Ultimately, Megan raised over $40,000 in her Kickstarter campaign, and her first line of products-with style names like Bug Bite, Tiny Teton, and Tweetheart-sold out quickly. Her commitment goes beyond just business success; she put her college career on hold and even gave up dreams of competing in the Olympics (she was a nationally ranked competitive ski racer) to continue to fight against the sexualization of young girls. She had a clear sense of her vision from the beginning, wanting to be a brand that could develop alongside girls, supporting and inspiring them and letting them know it's okay to grow up at their own pace.
She called the company Yellowberry as a nod to how important it is to give girls time to develop-to have "yellow" stages before becoming a red berry.

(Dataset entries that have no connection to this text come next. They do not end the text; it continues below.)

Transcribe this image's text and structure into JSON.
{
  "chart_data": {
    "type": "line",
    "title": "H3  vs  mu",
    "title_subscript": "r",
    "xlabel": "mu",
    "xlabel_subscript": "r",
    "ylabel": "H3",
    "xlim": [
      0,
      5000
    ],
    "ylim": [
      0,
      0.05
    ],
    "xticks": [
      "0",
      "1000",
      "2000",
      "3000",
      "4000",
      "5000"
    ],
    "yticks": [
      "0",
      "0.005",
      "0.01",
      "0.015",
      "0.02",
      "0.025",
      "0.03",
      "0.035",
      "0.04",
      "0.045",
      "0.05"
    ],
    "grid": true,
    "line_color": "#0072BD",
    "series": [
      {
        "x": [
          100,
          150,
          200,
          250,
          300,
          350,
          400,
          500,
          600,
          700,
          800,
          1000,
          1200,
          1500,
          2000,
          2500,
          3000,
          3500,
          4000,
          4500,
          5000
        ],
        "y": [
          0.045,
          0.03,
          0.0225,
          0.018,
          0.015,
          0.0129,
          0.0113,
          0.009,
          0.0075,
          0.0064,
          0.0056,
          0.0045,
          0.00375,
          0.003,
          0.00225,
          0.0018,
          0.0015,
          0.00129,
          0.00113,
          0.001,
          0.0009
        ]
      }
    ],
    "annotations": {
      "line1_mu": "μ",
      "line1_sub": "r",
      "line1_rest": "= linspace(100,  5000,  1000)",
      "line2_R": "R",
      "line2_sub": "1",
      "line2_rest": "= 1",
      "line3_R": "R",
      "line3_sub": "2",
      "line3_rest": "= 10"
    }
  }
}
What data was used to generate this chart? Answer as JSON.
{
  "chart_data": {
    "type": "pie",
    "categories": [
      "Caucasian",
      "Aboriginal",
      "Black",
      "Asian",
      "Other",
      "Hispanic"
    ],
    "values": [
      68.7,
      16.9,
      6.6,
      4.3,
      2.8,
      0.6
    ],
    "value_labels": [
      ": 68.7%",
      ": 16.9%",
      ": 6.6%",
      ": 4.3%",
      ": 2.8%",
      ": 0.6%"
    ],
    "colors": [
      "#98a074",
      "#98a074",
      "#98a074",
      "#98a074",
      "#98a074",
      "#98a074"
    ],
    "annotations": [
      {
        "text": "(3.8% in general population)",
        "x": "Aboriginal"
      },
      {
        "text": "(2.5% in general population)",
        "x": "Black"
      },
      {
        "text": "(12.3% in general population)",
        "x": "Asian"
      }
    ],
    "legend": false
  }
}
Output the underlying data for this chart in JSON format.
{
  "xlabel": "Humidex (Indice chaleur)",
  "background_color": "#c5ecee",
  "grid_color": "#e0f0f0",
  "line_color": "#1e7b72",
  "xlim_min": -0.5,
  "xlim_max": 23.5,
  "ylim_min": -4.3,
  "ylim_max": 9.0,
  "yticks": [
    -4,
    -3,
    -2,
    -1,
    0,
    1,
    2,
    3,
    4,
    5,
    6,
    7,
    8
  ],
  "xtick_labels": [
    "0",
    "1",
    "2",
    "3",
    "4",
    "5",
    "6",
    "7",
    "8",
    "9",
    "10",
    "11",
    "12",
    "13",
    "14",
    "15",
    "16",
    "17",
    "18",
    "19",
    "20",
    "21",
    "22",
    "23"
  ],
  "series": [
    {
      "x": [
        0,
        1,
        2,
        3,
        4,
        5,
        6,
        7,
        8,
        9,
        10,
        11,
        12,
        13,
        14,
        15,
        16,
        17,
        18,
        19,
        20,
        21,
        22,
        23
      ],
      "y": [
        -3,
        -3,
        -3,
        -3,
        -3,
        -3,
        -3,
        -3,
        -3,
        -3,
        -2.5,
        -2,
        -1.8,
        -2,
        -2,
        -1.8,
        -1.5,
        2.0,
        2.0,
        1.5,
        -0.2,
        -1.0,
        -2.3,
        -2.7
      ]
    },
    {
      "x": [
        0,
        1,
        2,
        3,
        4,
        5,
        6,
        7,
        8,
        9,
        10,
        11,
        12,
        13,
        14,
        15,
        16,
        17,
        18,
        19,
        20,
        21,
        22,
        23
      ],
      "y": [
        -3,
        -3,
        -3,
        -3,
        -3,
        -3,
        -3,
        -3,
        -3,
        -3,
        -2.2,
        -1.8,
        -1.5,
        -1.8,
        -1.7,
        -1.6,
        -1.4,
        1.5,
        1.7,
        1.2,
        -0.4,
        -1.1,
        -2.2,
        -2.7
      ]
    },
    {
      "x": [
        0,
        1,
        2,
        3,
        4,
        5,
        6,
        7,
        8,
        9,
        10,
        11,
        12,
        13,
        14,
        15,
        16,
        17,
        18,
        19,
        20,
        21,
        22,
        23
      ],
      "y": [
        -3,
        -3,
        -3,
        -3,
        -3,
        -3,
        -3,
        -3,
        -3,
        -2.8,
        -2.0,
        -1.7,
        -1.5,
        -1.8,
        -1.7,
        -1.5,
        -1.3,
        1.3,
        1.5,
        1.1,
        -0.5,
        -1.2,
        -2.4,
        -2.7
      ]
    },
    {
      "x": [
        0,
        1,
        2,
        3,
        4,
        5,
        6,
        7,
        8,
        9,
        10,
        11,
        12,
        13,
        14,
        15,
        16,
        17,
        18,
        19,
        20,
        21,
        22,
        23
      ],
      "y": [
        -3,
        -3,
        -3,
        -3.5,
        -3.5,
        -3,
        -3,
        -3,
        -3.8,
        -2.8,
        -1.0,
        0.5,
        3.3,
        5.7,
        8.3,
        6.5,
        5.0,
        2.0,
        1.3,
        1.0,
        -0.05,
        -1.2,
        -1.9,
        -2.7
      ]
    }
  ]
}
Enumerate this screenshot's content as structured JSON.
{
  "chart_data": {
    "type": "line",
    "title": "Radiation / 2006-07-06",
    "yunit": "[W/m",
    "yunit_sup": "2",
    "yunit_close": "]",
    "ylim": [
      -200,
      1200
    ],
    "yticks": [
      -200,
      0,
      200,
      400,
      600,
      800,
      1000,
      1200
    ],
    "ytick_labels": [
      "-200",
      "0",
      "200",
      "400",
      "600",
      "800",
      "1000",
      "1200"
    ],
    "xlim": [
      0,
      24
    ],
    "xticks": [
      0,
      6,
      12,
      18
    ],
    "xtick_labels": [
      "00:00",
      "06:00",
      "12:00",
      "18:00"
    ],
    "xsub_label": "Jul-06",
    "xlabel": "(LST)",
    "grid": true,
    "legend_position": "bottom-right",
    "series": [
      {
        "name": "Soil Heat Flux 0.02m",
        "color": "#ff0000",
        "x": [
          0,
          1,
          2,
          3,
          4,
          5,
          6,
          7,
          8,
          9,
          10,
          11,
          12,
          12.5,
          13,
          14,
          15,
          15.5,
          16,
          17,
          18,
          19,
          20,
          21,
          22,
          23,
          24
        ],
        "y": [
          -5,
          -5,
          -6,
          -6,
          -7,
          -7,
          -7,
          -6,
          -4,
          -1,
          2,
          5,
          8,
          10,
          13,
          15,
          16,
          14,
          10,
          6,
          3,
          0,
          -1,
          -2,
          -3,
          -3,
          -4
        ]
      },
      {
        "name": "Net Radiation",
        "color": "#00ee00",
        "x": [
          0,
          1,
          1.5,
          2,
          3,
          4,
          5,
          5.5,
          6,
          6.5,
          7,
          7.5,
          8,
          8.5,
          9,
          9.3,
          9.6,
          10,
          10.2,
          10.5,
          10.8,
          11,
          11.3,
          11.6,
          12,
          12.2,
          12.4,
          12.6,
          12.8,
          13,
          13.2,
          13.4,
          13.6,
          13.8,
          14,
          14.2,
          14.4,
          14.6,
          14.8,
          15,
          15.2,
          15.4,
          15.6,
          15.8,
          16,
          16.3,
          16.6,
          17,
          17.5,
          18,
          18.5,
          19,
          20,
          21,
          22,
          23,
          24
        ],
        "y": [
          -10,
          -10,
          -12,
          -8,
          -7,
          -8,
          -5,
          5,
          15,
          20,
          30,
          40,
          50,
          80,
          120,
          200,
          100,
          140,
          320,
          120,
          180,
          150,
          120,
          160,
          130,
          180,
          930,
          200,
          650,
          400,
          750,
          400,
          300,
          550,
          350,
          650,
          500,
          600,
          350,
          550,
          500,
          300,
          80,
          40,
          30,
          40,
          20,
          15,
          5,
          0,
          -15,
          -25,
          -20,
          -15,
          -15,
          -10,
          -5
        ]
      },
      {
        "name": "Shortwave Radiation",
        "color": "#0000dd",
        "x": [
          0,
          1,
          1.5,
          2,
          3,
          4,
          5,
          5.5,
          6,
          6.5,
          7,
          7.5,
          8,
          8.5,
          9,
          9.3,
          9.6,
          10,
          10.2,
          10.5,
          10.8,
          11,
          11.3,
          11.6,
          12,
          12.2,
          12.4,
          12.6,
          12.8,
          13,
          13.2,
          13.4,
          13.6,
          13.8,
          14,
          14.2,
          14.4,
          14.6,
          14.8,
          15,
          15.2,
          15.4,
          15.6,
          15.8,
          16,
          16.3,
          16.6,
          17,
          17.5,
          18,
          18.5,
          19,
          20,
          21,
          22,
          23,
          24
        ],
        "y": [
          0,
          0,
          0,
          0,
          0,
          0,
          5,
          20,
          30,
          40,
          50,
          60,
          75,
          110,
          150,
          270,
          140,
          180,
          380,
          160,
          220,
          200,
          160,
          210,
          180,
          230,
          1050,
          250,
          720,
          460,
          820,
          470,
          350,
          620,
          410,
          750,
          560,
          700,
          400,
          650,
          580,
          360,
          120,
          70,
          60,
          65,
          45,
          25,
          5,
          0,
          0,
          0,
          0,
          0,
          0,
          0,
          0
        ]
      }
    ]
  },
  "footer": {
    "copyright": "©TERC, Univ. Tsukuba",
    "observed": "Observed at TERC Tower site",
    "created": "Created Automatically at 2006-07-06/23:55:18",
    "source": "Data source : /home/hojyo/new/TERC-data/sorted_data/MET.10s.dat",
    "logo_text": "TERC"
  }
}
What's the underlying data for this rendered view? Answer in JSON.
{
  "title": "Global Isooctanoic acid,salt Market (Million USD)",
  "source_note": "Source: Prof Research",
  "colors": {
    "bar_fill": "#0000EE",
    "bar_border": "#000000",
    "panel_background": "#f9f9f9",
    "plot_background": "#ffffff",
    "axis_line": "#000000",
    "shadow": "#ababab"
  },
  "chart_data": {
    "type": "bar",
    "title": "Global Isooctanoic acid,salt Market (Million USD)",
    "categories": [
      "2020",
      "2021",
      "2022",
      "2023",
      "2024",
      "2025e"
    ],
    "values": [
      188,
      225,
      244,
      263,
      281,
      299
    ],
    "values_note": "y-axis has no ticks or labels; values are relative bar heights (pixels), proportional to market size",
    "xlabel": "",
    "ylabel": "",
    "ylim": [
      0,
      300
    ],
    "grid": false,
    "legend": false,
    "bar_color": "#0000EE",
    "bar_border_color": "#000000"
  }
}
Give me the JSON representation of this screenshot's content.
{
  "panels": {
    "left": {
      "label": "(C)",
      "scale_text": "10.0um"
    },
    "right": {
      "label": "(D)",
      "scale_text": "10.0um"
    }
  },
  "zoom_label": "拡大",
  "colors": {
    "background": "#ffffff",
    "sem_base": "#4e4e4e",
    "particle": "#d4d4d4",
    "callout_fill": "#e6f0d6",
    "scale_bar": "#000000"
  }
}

The vision for Megan's movement is to "support girls through each stage of their journey to become confident and extraordinary young women." And her movement is growing, as large retailers like Nordstrom carried Yellowberry bras, popular brands like Aerie partnered with Megan to spread Yellowberry's message, and sales grew all over the world. As Yellowberry expanded, Megan was widely applauded: she was featured in the 2014 lists for Time magazine's 25 Most Influential Teens and the Huffington Post's 14 Most Fearless Teens, and the 2016 list of Forbes's 30 Under 30.
Megan's customers love Yellowberry, and you can see their deep appreciation in messages they post to the company on Facebook, with comments like, "FANTASTIC bras for my girls. Just got our first order and we are thrilled. I'm thinking about hosting a trunk show to pass this wonderful product along to my friends," and pictures of girls enjoying wearing their Yellowberries (all taken from the back, which is the company's mission-aligned approach to taking photos of young girls in their bras, "standing behind them to support them as they take on the world"). This appreciation from her customers reaffirms her purpose and propels Megan; as she described in a Forbes interview in 2017, "One of my absolute favorite things is that we have a lot of people in our community who write incredibly heartfelt messages to us about their experience with Yellowberry and how their daughter feels now that she wears Yellowberry products. To this day, it's a really easy way for me to get teary. I respond personally to each and every one that I can, and I am forever grateful for not only their business but for their support in our mission." Megan realized that tapping into a community's shared purpose could help make her dream a reality.
The Leadership Thread
Why is it that Manal, Neil, and Megan succeeded when many other entrepreneurs and activists with equally noble goals failed? Is it because they were effective leaders with good ideas that came at the right time? Perhaps. But if you look closer, they all have one thing in common-what they did was start movements.